Les politiques actuelles sur les drogues – 4. Tendances contradictoires

Contradictions entre les institutions juridiques et de santé, et entre le national et le local

C'est ainsi que tant au Canada, en Australie, que dans plusieurs pays d'Europe, on constate des tendances contradictoires entre les politiques juridiques et les politiques en matière de santé, et entre le national et le local. Les ministères de la Justice nationaux, sous la pression américaine à travers les Conventions internationales et de certaines industries et bureaucraties qui bénéficient de la prohibition actuelle de certaines drogues, poursuivent l'approche répressive traditionnelle. De leur côté, les ministères de la Santé, avec la collaboration du communautaire et de plus en plus des polices locales, forcent la voie vers l'approche de réduction des méfaits. Résultat, dans la plupart des pays occidentaux (à l'exception des Pays-Bas) on peut vous arrêter pour simple possession de cannabis - car vous relevez de la justice - et vous fournir les seringues pour consommer votre héroïne ou votre cocaïne si vous êtes usagers de drogues par injection (UDI) – car vous relevez de la santé. Face à ces contradictions institutionnelles d'où découlent des actions contradictoires sur le terrain, les instances juridiques locales commencent à réagir pour diminuer les pratiques de répression. Mais leur pouvoir d'action, bien sûr, est limité. D'ailleurs, le procureur Cain, après s'être prononcé en faveur d'une politique de réduction des méfaits en Colombie Britannique et avoir déduit ouvertement que la légalisation des drogues en était la conséquence logique, reconnaît la difficulté d'en arriver à ce changement des lois :

La légalisation est un enjeu complexe qui, même si nous voulons solutionner des problèmes locaux, n'est pas une stratégie qui relève uniquement de la Colombie Britannique. Cet enjeu dépasse les frontières canadiennes et même nord-américaines. Cela implique une perspective internationale et ce, même au niveau juridique. Les lois canadiennes et les conventions internationales des Nations Unies nous gouvernent, mais cela ne doit pas nous amener à oublier la réalité de la situation en Colombie Britannique. Nous vivons le problème et nous devons tout faire pour le solutionner, dès maintenant. À cet effet, je recommande l'établissement d'une commission ayant pour mandat d'examiner et de confronter ces aspects juridiques du problème, parmi bien d'autres choses. Le problème doit être considéré non seulement à la lumière des morts associées à l'héroïne ou à la cocaine, mais en considération de l'ensemble des drogues illicites disponibles, i.e. à la fois les drogues dites « douces » et « dures ». (p.VI-notre traduction).
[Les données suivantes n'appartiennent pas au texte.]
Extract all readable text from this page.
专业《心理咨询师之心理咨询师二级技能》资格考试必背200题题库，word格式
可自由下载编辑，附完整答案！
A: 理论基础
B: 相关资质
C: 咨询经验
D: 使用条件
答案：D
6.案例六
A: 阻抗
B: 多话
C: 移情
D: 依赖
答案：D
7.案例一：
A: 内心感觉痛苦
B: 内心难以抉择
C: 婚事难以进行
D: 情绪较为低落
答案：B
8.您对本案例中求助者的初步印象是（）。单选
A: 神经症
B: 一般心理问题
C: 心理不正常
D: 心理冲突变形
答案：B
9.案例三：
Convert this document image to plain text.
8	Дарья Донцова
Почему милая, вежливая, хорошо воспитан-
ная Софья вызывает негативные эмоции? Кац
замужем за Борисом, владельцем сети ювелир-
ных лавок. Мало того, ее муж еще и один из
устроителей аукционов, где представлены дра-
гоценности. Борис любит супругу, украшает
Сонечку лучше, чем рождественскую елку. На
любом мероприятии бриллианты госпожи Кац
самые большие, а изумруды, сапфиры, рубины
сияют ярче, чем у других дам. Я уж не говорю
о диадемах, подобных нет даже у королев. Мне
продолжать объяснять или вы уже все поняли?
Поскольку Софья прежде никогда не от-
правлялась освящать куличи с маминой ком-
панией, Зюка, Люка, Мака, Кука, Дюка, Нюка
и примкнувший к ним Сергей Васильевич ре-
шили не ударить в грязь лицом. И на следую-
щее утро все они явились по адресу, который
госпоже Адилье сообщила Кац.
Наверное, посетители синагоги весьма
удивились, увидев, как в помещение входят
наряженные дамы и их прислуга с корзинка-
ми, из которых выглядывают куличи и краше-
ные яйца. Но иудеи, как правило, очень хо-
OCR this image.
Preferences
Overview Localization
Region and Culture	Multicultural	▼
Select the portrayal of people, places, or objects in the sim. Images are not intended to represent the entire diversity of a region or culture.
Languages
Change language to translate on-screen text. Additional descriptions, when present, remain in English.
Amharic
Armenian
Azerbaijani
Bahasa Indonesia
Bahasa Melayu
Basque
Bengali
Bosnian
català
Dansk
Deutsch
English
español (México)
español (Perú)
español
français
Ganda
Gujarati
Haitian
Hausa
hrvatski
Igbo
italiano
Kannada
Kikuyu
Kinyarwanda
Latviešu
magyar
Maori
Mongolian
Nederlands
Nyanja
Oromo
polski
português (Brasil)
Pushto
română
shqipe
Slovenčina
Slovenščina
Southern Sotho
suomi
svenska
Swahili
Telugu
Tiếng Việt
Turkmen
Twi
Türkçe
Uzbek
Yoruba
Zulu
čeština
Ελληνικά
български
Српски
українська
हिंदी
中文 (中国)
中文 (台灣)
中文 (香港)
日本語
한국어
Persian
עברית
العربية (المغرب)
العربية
La légalisation ne doit pas être considérée comme la panacée ou la solution aux problèmes d'abus de drogues en Colombie Britannique ou dans le reste du pays. Elle ne résorbera pas tous les comportements criminels et anti-sociaux commis par les toxicomanes endurcis. Je ne crois pas davantage que la légalisation accroîtra l'incidence de ces comportements. Au contraire, ce que cela ferait est de créer cette nécessaire percée d'opportunités pour les toxicomanes qui ont perdu espoir et leur redonnerait la liberté de choix. (p.88-notre traduction).

L'Avis du CPLT ouvrait également la porte à ce débat par ses demandes de changements d'objectifs de la politique québécoise en toxicomanies, même si cela fut fait de manière moins explicite que dans le rapport Cain.